The Dashboard is unique in its emphasis on "health value," rather than on population health outcomes alone. No other national rankings factor in the impact of healthcare spending. The Dashboard also takes a more comprehensive approach in looking at health by evaluating social, economic and physical environments - which are significant contributors to overall health. The Dashboard provides in-depth data on 118 metrics.

The HPIO Health Value Dashboard shows that Ohioans live less healthy lives (43rd in population health) and spend more on health care (31st in healthcare spending) than other states.

The 2017 Health Value Dashboard is the second edition of the rankings. HPIO released its first Dashboard in late 2014. Ohio ranked 47th in health value in the inaugural edition.


New CDC interactive tool provides neighborhood-level health data

A new web-based interactive tool released yesterday by the Centers for Disease Control and Prevention will let anyone find and search health data at the neighborhood level for 500 U.S. cities that include Cleveland, Columbus and Cincinnati (Source: “CDC releases interactive neighborhood-level health data for 500 cities, including Cleveland,” Cleveland Plain Dealer, March 2, 2017).

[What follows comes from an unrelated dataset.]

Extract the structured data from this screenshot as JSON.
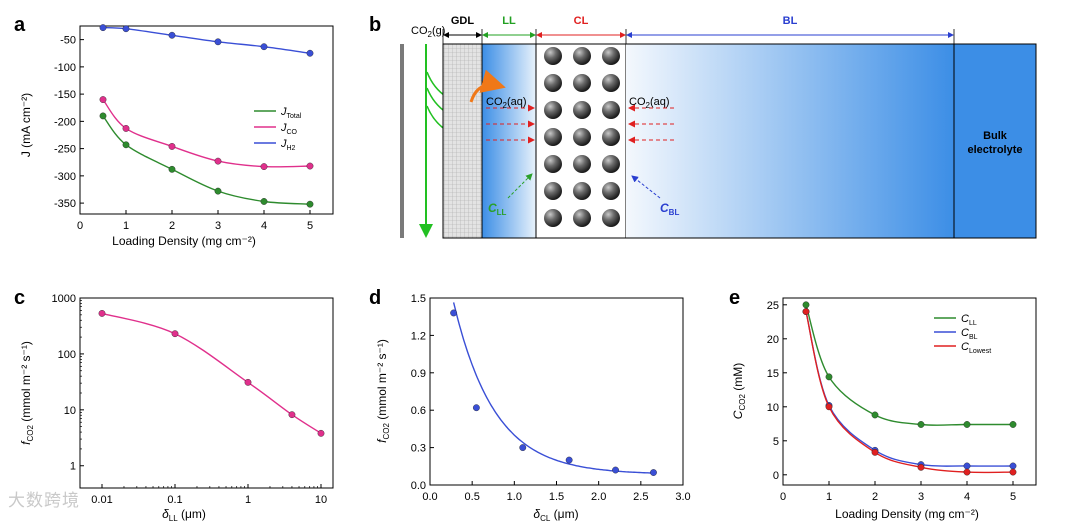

The 500 Cities project, a collaboration between CDC, the Robert Wood Johnson Foundation, and the CDC Foundation, is part of a nationwide effort to provide this health information for geographic areas smaller than counties. The effort began in 2015 and includes city and census tract-level estimates for 27 chronic health conditions, behaviors, risk factors and preventive service use for the largest 500 cities in the United States.

"Measures of health outcomes are generally gathered at the state and county level," said Oktawia Wojcik, a research-evaluation-learning unit program officer at the Robert Wood Johnson Foundation, speaking to reporters about the project. "This really masks important differences among geographic areas that are smaller than counties, making it difficult to identify health disparities and target interventions."